Failover reliably demonstrated corruption; the fencing of a node practically guaranteed that 2-4 files would fail their SHA-512 sums. This can be fixed by using the "-s" option, but I find that to be rather unattractive. Yet it may be the only option.
Another issue: during a failover, the client might fail to communicate with the new target. Migration didn't seem to suffer from this. Yet on failover, aoe-debug sometimes reported both aoetgts receiving packets even though one was dead and one was living. More often than not, aoe would start talking to the remaining node, only to stop a few seconds later and never again resume. I've spent a good deal of time examining the code, but at this time it's a bit too complex to make any in-roads. At best, I've have intermittent success at generating the failure case.

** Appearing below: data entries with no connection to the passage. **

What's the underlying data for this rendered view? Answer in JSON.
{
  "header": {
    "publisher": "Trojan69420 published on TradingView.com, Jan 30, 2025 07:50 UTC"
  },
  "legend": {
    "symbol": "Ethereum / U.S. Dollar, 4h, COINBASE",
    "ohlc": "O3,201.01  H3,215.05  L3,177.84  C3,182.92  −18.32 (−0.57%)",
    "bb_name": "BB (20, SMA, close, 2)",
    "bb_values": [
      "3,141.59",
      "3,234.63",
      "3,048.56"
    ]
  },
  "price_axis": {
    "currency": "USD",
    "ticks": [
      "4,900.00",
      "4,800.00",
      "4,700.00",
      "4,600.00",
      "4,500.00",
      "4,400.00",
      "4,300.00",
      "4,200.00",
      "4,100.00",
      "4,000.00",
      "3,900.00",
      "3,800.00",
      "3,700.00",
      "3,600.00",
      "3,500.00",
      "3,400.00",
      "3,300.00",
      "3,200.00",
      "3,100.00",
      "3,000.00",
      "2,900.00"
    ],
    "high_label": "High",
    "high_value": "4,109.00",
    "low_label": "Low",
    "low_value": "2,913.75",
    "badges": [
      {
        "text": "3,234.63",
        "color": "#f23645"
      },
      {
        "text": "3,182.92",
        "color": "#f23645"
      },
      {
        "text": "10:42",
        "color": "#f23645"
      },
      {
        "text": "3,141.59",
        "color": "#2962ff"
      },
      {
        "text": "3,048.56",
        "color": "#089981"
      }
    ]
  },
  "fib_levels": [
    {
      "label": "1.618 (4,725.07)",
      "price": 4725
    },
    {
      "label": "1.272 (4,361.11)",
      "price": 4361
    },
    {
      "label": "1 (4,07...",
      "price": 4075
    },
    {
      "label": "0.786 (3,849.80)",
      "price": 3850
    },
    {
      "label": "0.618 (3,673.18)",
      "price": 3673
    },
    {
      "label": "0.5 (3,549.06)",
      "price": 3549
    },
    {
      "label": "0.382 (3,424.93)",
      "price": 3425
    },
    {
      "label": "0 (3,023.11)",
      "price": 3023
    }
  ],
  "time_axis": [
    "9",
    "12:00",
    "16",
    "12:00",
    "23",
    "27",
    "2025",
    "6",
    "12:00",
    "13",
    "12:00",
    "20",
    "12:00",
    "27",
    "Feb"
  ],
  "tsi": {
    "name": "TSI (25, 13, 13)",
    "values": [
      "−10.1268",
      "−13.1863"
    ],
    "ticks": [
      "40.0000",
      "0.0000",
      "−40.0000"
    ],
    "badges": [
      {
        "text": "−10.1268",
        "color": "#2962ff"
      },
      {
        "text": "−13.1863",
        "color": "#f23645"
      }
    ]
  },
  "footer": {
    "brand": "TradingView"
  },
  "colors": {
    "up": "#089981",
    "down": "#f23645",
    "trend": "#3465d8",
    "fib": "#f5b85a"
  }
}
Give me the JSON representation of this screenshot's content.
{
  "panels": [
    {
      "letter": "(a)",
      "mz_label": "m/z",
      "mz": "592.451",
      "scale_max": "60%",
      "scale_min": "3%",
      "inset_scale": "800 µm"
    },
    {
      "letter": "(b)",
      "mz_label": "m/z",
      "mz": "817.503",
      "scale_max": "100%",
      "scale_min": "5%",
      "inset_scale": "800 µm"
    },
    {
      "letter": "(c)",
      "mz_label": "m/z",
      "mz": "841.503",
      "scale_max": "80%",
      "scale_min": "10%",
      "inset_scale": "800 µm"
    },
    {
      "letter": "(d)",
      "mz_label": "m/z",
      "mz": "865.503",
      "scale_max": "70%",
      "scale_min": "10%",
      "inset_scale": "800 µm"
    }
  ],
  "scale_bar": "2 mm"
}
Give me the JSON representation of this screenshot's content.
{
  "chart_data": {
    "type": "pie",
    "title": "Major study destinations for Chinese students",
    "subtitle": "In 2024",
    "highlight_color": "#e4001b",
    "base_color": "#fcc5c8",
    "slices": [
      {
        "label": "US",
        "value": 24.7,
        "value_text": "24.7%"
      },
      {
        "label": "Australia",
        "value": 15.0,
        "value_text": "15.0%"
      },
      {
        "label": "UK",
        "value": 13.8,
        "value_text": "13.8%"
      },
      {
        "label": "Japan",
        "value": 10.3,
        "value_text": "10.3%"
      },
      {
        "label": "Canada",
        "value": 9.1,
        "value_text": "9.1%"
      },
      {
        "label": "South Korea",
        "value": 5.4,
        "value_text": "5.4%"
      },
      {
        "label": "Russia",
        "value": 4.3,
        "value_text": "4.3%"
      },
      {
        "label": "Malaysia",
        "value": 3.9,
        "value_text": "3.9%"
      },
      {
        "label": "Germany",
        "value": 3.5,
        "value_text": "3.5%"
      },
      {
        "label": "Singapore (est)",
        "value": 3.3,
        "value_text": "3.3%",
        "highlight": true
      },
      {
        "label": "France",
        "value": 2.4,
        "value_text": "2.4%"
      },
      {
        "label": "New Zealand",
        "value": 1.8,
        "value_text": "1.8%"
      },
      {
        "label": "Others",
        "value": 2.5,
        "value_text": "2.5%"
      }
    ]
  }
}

One other point of interest regarding AoE: the failover is a bit slow, regrettably. This appears due to a hard-coded 10-second time limit before scorning a target. I might add a module-parameter for this, and/or see about a better logic-flow for dealing with suspected-failed targets.
Results - iSCSI
iSCSI performed, well, like iSCSI with regard to transfer rates - slower than AoE. My biggest fear with iSCSI is resource contention when multiple processes are accessing the store. Once the major issues involving the resource agent and the initiator were solved, migration worked like a charm. During failover testing, no corruption was observed and the remaining node picked up the target almost immediately. I will probably deploy with allow-two-primaries enabled.